The meeting with Granholm “should send a positive signal to the market that the United States is committed to investing for the long term in a strong U.S. refining industry and aligning its policies to reflect that commitment,” the groups said. “Our industry will continue to seek opportunities to work with policymakers to unlock American energy, fuel economic recovery and strengthen our national security.”

The meeting included executives from Exxon Mobil, Chevron, Marathon and Phillips 66.

The conciliatory tone contrasted with a letter sent this week by Chevron CEO Michael Wirth, who told Biden that the administration “has largely sought to criticize, and at times vilify, our industry.”

Biden responded that Wirth is “mildly sensitive,” adding, “I didn’t know they would get hurt so quickly. »

Biden has in recent weeks criticized oil producers and refiners for maximizing profits and making ‘more money than God’, rather than ramping up production in response to higher prices as the economy recovers. of the pandemic and is feeling the effects of The Russian invasion of Ukraine.

He called Wednesday for a three-month suspension of the 18.4-cent-per-gallon federal tax on gasoline and the 24.4-cent-per-gallon federal tax on diesel fuel. If gas savings were fully passed on to consumers, people would save just under $3 for a full 15 gallon tank of gas.

Biden’s push faces growing difficulties in Congress, where lawmakers from both parties have expressed skepticism and outright opposition. Many economists are also wary of a gas tax exemption.
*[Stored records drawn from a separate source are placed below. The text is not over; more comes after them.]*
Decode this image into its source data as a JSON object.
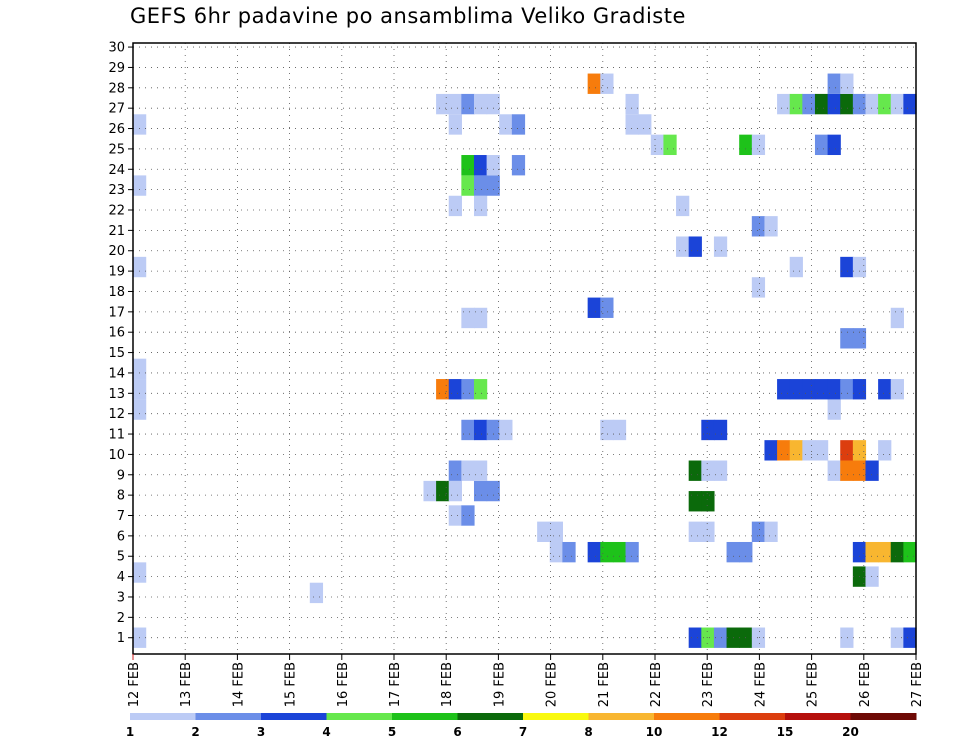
{
  "chart_data": {
    "type": "heatmap",
    "title": "GEFS 6hr padavine po ansamblima Veliko Gradiste",
    "xlabel": "",
    "ylabel": "",
    "x_tick_labels": [
      "12 FEB",
      "13 FEB",
      "14 FEB",
      "15 FEB",
      "16 FEB",
      "17 FEB",
      "18 FEB",
      "19 FEB",
      "20 FEB",
      "21 FEB",
      "22 FEB",
      "23 FEB",
      "24 FEB",
      "25 FEB",
      "26 FEB",
      "27 FEB"
    ],
    "y_tick_labels": [
      "1",
      "2",
      "3",
      "4",
      "5",
      "6",
      "7",
      "8",
      "9",
      "10",
      "11",
      "12",
      "13",
      "14",
      "15",
      "16",
      "17",
      "18",
      "19",
      "20",
      "21",
      "22",
      "23",
      "24",
      "25",
      "26",
      "27",
      "28",
      "29",
      "30"
    ],
    "x_range": [
      0,
      60
    ],
    "y_range": [
      0,
      30
    ],
    "x_step_hours": 6,
    "grid": true,
    "colorbar": {
      "labels": [
        "1",
        "2",
        "3",
        "4",
        "5",
        "6",
        "7",
        "8",
        "10",
        "12",
        "15",
        "20"
      ],
      "colors": [
        "#bccbf5",
        "#6b8ee8",
        "#1b44d8",
        "#66e84d",
        "#1ec21a",
        "#0b6a0b",
        "#f9f90f",
        "#f8b630",
        "#f77c0c",
        "#dc3e0e",
        "#b5100c",
        "#6e0a06"
      ]
    },
    "cells": [
      [
        0,
        0.8,
        1.5
      ],
      [
        0,
        4,
        1.5
      ],
      [
        0,
        12,
        1.5
      ],
      [
        0,
        13,
        1.5
      ],
      [
        0,
        14,
        1.5
      ],
      [
        0,
        19,
        1.5
      ],
      [
        0,
        23,
        1.5
      ],
      [
        0,
        26,
        1.5
      ],
      [
        14,
        3,
        1.5
      ],
      [
        23,
        8,
        1.5
      ],
      [
        24,
        8,
        6.5
      ],
      [
        24,
        13,
        11
      ],
      [
        24,
        27,
        1.5
      ],
      [
        25,
        6.8,
        1.5
      ],
      [
        25,
        8,
        1.5
      ],
      [
        25,
        9,
        2.5
      ],
      [
        25,
        13,
        3.5
      ],
      [
        25,
        22,
        1.5
      ],
      [
        25,
        26,
        1.5
      ],
      [
        25,
        27,
        1.5
      ],
      [
        26,
        6.8,
        2.5
      ],
      [
        26,
        9,
        1.5
      ],
      [
        26,
        11,
        2.5
      ],
      [
        26,
        13,
        2.5
      ],
      [
        26,
        16.5,
        1.5
      ],
      [
        26,
        23,
        4.5
      ],
      [
        26,
        24,
        5.5
      ],
      [
        26,
        27,
        2.5
      ],
      [
        27,
        8,
        2.5
      ],
      [
        27,
        9,
        1.5
      ],
      [
        27,
        11,
        3.5
      ],
      [
        27,
        13,
        4.5
      ],
      [
        27,
        16.5,
        1.5
      ],
      [
        27,
        22,
        1.5
      ],
      [
        27,
        23,
        2.5
      ],
      [
        27,
        24,
        3.5
      ],
      [
        27,
        27,
        1.5
      ],
      [
        28,
        8,
        2.5
      ],
      [
        28,
        11,
        2.5
      ],
      [
        28,
        23,
        2.5
      ],
      [
        28,
        24,
        1.5
      ],
      [
        28,
        27,
        1.5
      ],
      [
        29,
        11,
        1.5
      ],
      [
        29,
        26,
        1.5
      ],
      [
        30,
        24,
        2.5
      ],
      [
        30,
        26,
        2.5
      ],
      [
        32,
        6,
        1.5
      ],
      [
        33,
        5,
        1.5
      ],
      [
        33,
        6,
        1.5
      ],
      [
        34,
        5,
        2.5
      ],
      [
        36,
        5,
        3.5
      ],
      [
        36,
        17,
        3.5
      ],
      [
        36,
        28,
        11
      ],
      [
        37,
        5,
        5.5
      ],
      [
        37,
        11,
        1.5
      ],
      [
        37,
        17,
        2.5
      ],
      [
        37,
        28,
        1.5
      ],
      [
        38,
        5,
        5.5
      ],
      [
        38,
        11,
        1.5
      ],
      [
        39,
        5,
        2.5
      ],
      [
        39,
        26,
        1.5
      ],
      [
        39,
        27,
        1.5
      ],
      [
        40,
        26,
        1.5
      ],
      [
        41,
        25,
        1.5
      ],
      [
        42,
        25,
        4.5
      ],
      [
        43,
        20,
        1.5
      ],
      [
        43,
        22,
        1.5
      ],
      [
        44,
        0.8,
        3.5
      ],
      [
        44,
        6,
        1.5
      ],
      [
        44,
        7.5,
        6.5
      ],
      [
        44,
        9,
        6.5
      ],
      [
        44,
        20,
        3.5
      ],
      [
        45,
        0.8,
        4.5
      ],
      [
        45,
        6,
        1.5
      ],
      [
        45,
        7.5,
        6.5
      ],
      [
        45,
        9,
        1.5
      ],
      [
        45,
        11,
        3.5
      ],
      [
        46,
        0.8,
        2.5
      ],
      [
        46,
        9,
        1.5
      ],
      [
        46,
        11,
        3.5
      ],
      [
        46,
        20,
        1.5
      ],
      [
        47,
        0.8,
        6.5
      ],
      [
        47,
        5,
        2.5
      ],
      [
        48,
        0.8,
        6.5
      ],
      [
        48,
        5,
        2.5
      ],
      [
        48,
        25,
        5.5
      ],
      [
        49,
        0.8,
        1.5
      ],
      [
        49,
        6,
        2.5
      ],
      [
        49,
        18,
        1.5
      ],
      [
        49,
        21,
        2.5
      ],
      [
        49,
        25,
        1.5
      ],
      [
        50,
        6,
        1.5
      ],
      [
        50,
        10,
        3.5
      ],
      [
        50,
        21,
        1.5
      ],
      [
        51,
        10,
        11
      ],
      [
        51,
        13,
        3.5
      ],
      [
        51,
        27,
        1.5
      ],
      [
        52,
        10,
        9
      ],
      [
        52,
        13,
        3.5
      ],
      [
        52,
        19,
        1.5
      ],
      [
        52,
        27,
        4.5
      ],
      [
        53,
        10,
        1.5
      ],
      [
        53,
        13,
        3.5
      ],
      [
        53,
        27,
        2.5
      ],
      [
        54,
        10,
        1.5
      ],
      [
        54,
        13,
        3.5
      ],
      [
        54,
        25,
        2.5
      ],
      [
        54,
        27,
        6.5
      ],
      [
        55,
        9,
        1.5
      ],
      [
        55,
        12,
        1.5
      ],
      [
        55,
        13,
        3.5
      ],
      [
        55,
        25,
        3.5
      ],
      [
        55,
        27,
        3.5
      ],
      [
        55,
        28,
        2.5
      ],
      [
        56,
        0.8,
        1.5
      ],
      [
        56,
        9,
        11
      ],
      [
        56,
        10,
        13
      ],
      [
        56,
        13,
        2.5
      ],
      [
        56,
        15.5,
        2.5
      ],
      [
        56,
        19,
        3.5
      ],
      [
        56,
        27,
        6.5
      ],
      [
        56,
        28,
        1.5
      ],
      [
        57,
        3.8,
        6.5
      ],
      [
        57,
        5,
        3.5
      ],
      [
        57,
        9,
        11
      ],
      [
        57,
        10,
        8.5
      ],
      [
        57,
        13,
        3.5
      ],
      [
        57,
        15.5,
        2.5
      ],
      [
        57,
        19,
        1.5
      ],
      [
        57,
        27,
        2.5
      ],
      [
        58,
        3.8,
        1.5
      ],
      [
        58,
        5,
        8
      ],
      [
        58,
        9,
        3.5
      ],
      [
        58,
        27,
        1.5
      ],
      [
        59,
        5,
        8
      ],
      [
        59,
        10,
        1.5
      ],
      [
        59,
        13,
        3.5
      ],
      [
        59,
        27,
        4.5
      ],
      [
        60,
        0.8,
        1.5
      ],
      [
        60,
        5,
        6.5
      ],
      [
        60,
        13,
        1.5
      ],
      [
        60,
        16.5,
        1.5
      ],
      [
        60,
        27,
        1.5
      ],
      [
        61,
        0.8,
        3.5
      ],
      [
        61,
        5,
        5.5
      ],
      [
        61,
        27,
        3.5
      ]
    ]
  }
}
High gas prices pose a fundamental threat to Biden’s electoral and political ambitions. They have driven confidence in the economy to low levels that bode ill for the defense of Democratic control of the House and Senate in November.

Biden’s past efforts to cut gasoline prices — including releasing oil from the U.S. strategic reserve and greater blending of ethanol this summer — have failed to deliver savings at the pump, a risk that carries over to the idea of ​​a gas tax exemption.

There is little the president can do to fix the prices set by global markets, for-profit corporations, consumer demand and the aftershocks of Russia’s invasion of Ukraine and subsequent embargoes. The underlying problem is a shortage of oil and refineries that produce gas, a challenge that a tax holiday may not necessarily solve.